The tribulation of the destruction of Jerusalem is in verse 13-28 and speaks of the horror of the downfall of Jerusalem which took place.
Now Jesus turns to the second question: “What will be the signs of His coming and of the end of the age?”
He says, “There are going to like they are very close together for a while.” They thought of this being one question, but there is the imminence of the destruction of Jerusalem and there is the hope of the second coming and they are not the same events. And Jesus looks out into the future, verse 29-30:
“Immediately after the distress of those days
“‘the sun will be darkened, and the moon will not give its light; the stars will fall from the sky, and the heavenly bodies will be shaken.’
“Then will appear the sign of the Son of Man in heaven. And then all the peoples of the earth will mourn when they see the Son of Man coming on the clouds of heaven, with power and great glory.
Two events as if they were close in time and he himself said he did not know when it would take place.
It’s like looking at two mountain peaks. In a great distance. If you’re driving to the Rockies, for a while it looks like two mountains are just next to each other, but the closer you get to the first one, the more evident it is that second remains at some distance.
Jesus words are to encourage us to live lives of faith and of hope.
There are three ideas that converge throughout the New Testament when we think of the second coming of Christ, Paul and others:
1. Christ’s return is certain.
2. The TIME of Christ’s return is UNCERTAIN
3. THEREFORE…. Live hopefully, Live righteously, Live Missionally.

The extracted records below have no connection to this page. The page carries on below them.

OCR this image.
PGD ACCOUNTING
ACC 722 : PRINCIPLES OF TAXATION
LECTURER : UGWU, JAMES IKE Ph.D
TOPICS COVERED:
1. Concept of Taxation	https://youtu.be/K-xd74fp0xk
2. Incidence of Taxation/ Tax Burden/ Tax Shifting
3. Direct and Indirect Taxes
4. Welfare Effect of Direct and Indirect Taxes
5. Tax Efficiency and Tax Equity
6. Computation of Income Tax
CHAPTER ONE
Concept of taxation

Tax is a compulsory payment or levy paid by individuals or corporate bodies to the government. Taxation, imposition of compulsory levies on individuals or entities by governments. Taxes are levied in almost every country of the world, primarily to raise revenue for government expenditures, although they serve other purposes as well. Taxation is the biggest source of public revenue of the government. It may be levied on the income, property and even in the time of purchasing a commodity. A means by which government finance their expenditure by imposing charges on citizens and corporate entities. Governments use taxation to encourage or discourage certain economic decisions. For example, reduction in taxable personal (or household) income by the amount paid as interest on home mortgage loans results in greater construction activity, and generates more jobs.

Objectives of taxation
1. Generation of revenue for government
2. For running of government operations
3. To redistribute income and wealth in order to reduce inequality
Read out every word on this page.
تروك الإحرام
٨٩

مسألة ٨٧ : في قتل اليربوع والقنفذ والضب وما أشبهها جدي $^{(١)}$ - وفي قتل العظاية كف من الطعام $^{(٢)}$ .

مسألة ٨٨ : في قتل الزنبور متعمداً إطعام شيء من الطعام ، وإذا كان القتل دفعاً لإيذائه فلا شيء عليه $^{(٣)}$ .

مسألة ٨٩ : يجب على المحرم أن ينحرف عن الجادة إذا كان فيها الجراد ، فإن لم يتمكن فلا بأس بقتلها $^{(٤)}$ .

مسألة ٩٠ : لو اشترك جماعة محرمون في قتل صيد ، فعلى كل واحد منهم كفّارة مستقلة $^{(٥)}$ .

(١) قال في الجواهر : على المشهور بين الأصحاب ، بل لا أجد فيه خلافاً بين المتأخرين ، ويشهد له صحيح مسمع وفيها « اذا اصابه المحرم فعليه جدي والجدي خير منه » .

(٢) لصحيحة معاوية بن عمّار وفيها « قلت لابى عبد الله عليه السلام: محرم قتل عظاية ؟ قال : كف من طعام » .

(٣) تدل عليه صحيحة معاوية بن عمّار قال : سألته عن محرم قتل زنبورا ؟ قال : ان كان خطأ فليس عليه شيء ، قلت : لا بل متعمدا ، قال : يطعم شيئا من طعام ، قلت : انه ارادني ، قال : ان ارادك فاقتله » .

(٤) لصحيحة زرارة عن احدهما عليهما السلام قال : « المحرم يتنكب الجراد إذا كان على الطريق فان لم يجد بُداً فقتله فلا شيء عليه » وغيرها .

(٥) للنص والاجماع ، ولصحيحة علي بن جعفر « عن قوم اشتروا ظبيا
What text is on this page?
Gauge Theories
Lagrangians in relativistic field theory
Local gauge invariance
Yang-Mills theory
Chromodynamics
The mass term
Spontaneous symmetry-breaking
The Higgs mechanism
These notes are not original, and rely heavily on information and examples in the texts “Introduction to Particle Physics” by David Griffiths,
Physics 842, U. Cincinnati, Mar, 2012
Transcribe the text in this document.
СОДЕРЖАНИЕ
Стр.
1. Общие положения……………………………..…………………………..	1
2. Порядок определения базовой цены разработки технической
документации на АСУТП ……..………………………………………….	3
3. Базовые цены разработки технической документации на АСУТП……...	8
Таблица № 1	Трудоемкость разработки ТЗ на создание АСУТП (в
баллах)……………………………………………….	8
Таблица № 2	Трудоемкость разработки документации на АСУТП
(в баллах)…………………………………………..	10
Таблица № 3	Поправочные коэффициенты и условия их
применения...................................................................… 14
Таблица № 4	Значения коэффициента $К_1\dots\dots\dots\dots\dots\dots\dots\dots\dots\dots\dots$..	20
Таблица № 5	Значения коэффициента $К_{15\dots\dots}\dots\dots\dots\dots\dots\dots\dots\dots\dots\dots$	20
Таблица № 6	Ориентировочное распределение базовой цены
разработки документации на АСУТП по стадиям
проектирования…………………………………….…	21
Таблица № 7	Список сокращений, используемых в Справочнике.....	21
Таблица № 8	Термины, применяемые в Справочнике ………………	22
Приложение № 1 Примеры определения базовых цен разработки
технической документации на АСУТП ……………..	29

The first is the certainty of Christ return
This is part of God program from the beginning, to redeem this world.
Mt. 24:36
“But about that day or hour no one knows, not even the angels in heaven, nor the Son, but only the Father.
This is not about a timetable, this is about hope.
Mt. 24:42
“Therefore keep watch, because you do not know on what day your Lord will come.
Mt. 24:44
So you also must be ready, because the Son of Man will come at an hour when you do not expect him.
In school the teacher usually begins the semester with a syllabus with lots of information. Then there’s the day of reckoning: test time. After test then the holidays.
C.S. Lewis, one of the greatest thinkers in Christendom, reflects:
For what comes is Judgement: happy are those whom it finds laboring in their vocations, whether they were merely going out to feed the pigs or laying good plans to deliver humanity a hundred years hence from some great evil.
The curtain has indeed now fallen. Those pigs will never in fact be fed, the great campaign against White Slavery or Governmental Tyranny will never in fact proceed to victory. No matter; you were at your post when the Inspection came.
“The term is over: the holidays have begun. The dream is ended: this is the morning.” And as He spoke He no longer looked to them like a lion; but the things that began to happen after that were so great and beautiful that I cannot write them.
And for us this is the end of all stories, and we can most truly say they all lived happily ever after. But for them it was only the beginning of the real story.
All their life in this world and all their adventures in Narnia had only been the cover and the title page: now at last they were beginning Chapter One of the Great Story which no one on earth has read: which goes on forever: in which every chapter is better than the one before.
My friends, the time is coming when hope will be realized. The cross, the resurrection and the return of Christ will make all things new for you and for me. This is our hope.